AI for Attack Identification, Response and Recovery (AIR²)
This WASP NEST project is a collaboration between Linköping University, Umeå University and KTH.
Within this project, we will build systems with high autonomy, high resource efficiency and operating in a hostile environment. Our project will aim to understand the fundamental benefits and limitations of closed loop automation when adopting ML for resource efficiency. Specifically, we will focus on building software-intensive high-performing communication infrastructures with the following three main objectives:
prevention of cyberthreats by anticipating and mitigating them,
accurate detection of ongoing attacks with well-understood basic components and AI methods, and
(partially) autonomous and explainable reaction to attacks in presence of resource trade-offs and complex potential changes over time (concept drift).
The project is split into five work packages (WPs) and our lab leads WP2:
Learning interpretable models for identifying attacks and countermeasures
Recent advancements in model-based planning have turned AI planning systems into powerful domain-independent sequential decision makers (Hoffmann and Nebel 2001; Richter and Westphal 2010; Seipp, Keller, and Helmert 2020). Nowadays, the primary bottleneck lies in accurate modeling rather than planning itself. Many current approaches for learning symbolic planning models from execution traces fall short because they assume full observability and no noise, thus limiting their scalability in real-world applications such as large communication systems (Arora et al. 2018; Lamanna et al. 2021). While reinforcement learning algorithms can learn policies without explicit modeling (Sutton and Barto 1998), they often face issues with sparse rewards, changes in their environment, and a lack of interpretability in the resulting policies.
Within WP2 we aim to merge the strengths of both approaches: learning symbolic planning models from data while employing RL to explore, but not control, an unknown state space. We will train RL agents to prioritize the exploration of lesser-known state space areas and use classical symbolic modeling to piece together the gathered information into a coherent planning model. To expand our models to large communication systems, we will also address issues related to partial observability and noisy sensor data.

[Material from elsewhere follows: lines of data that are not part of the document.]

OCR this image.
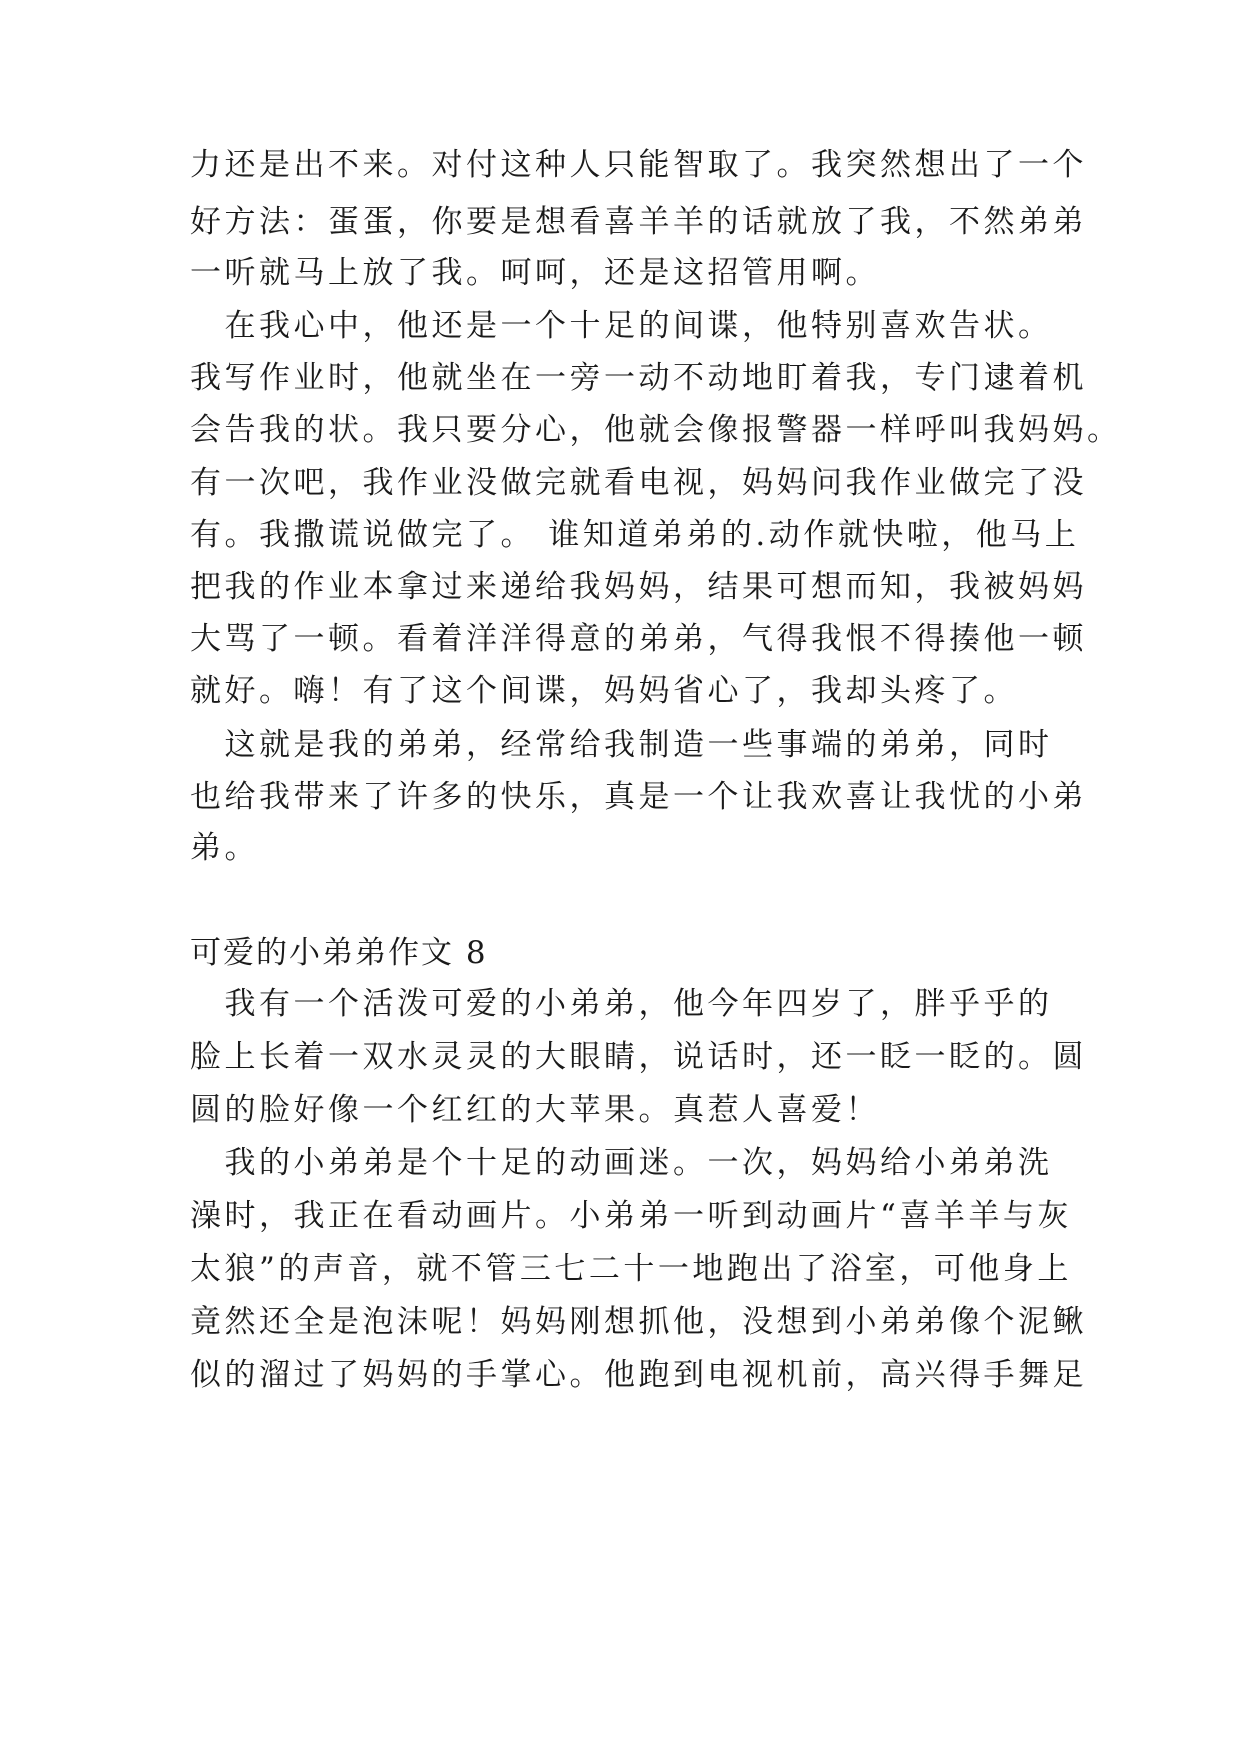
力还是出不来。对付这种人只能智取了。我突然想出了一个
好方法：蛋蛋，你要是想看喜羊羊的话就放了我，不然弟弟
一听就马上放了我。呵呵，还是这招管用啊。
　在我心中，他还是一个十足的间谍，他特别喜欢告状。
我写作业时，他就坐在一旁一动不动地盯着我，专门逮着机
会告我的状。我只要分心，他就会像报警器一样呼叫我妈妈。
有一次吧，我作业没做完就看电视，妈妈问我作业做完了没
有。我撒谎说做完了。 谁知道弟弟的.动作就快啦，他马上
把我的作业本拿过来递给我妈妈，结果可想而知，我被妈妈
大骂了一顿。看着洋洋得意的弟弟，气得我恨不得揍他一顿
就好。嗨！有了这个间谍，妈妈省心了，我却头疼了。
　这就是我的弟弟，经常给我制造一些事端的弟弟，同时
也给我带来了许多的快乐，真是一个让我欢喜让我忧的小弟
弟。
可爱的小弟弟作文 8
　我有一个活泼可爱的小弟弟，他今年四岁了，胖乎乎的
脸上长着一双水灵灵的大眼睛，说话时，还一眨一眨的。圆
圆的脸好像一个红红的大苹果。真惹人喜爱！
　我的小弟弟是个十足的动画迷。一次，妈妈给小弟弟洗
澡时，我正在看动画片。小弟弟一听到动画片“喜羊羊与灰
太狼”的声音，就不管三七二十一地跑出了浴室，可他身上
竟然还全是泡沫呢！妈妈刚想抓他，没想到小弟弟像个泥鳅
似的溜过了妈妈的手掌心。他跑到电视机前，高兴得手舞足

Our research will contribute to the development of a semi-automatic network hardening loop that uses learned models to plan and respond to cybersecurity attacks. In detail, we will use off-the-shelf state-of-the-art planners to identify network attacks and modify network configurations accordingly to prevent future breaches. By continuously updating the learned models, we will iteratively identify and counter new attacks. In addition, we will use Stackelberg planning (Speicher et al. 2018) to simultaneously discover attacks and countermeasures.
Team for WP2
PI: Jendrik Seipp
Core team: One PhD student, Prof. Rolf Stadler (KTH)
Funding: This project is supported by the Wallenberg AI, Autonomous Systems and Software Program (WASP) funded by the Knut and Alice Wallenberg Foundation.
Arora, Ankuj, Humbert Fiorino, Damien Pellier, Marc Métivier, and Sylvie Pesty. 2018. “A Review of Learning Planning Action Models.” Knowledge Engineering Review 33 (e20): 1–25.
Hoffmann, Jörg, and Bernhard Nebel. 2001. “The FF Planning System: Fast Plan Generation Through Heuristic Search.” JAIR 14: 253–302.
Lamanna, Leonardo, Alessandro Saetti, Luciano Serafini, Alfonso E. Gerevini, and Paolo Traverso. 2021. “Online Learning of Action Models for Pddl Planning.” In Proc. IJCAI 2021, 4112–8.
Richter, Silvia, and Matthias Westphal. 2010. “The LAMA Planner: Guiding Cost-Based Anytime Planning with Landmarks.” JAIR 39: 127–77.
Seipp, Jendrik, Thomas Keller, and Malte Helmert. 2020. “Saturated Cost Partitioning for Optimal Classical Planning.” JAIR 67: 129–67.
Speicher, Patrick, Marcel Steinmetz, Michael Backes, Jörg Hoffmann, and Robert Künnemann. 2018. “Stackelberg Planning: Towards Effective Leader-Follower State Space Search.” In Proc. AAAI 2018, 6286–93.
Sutton, Richard S., and Andrew G. Barto. 1998. Reinforcement Learning: An Introduction. Cambridge, MA, USA: MIT Press.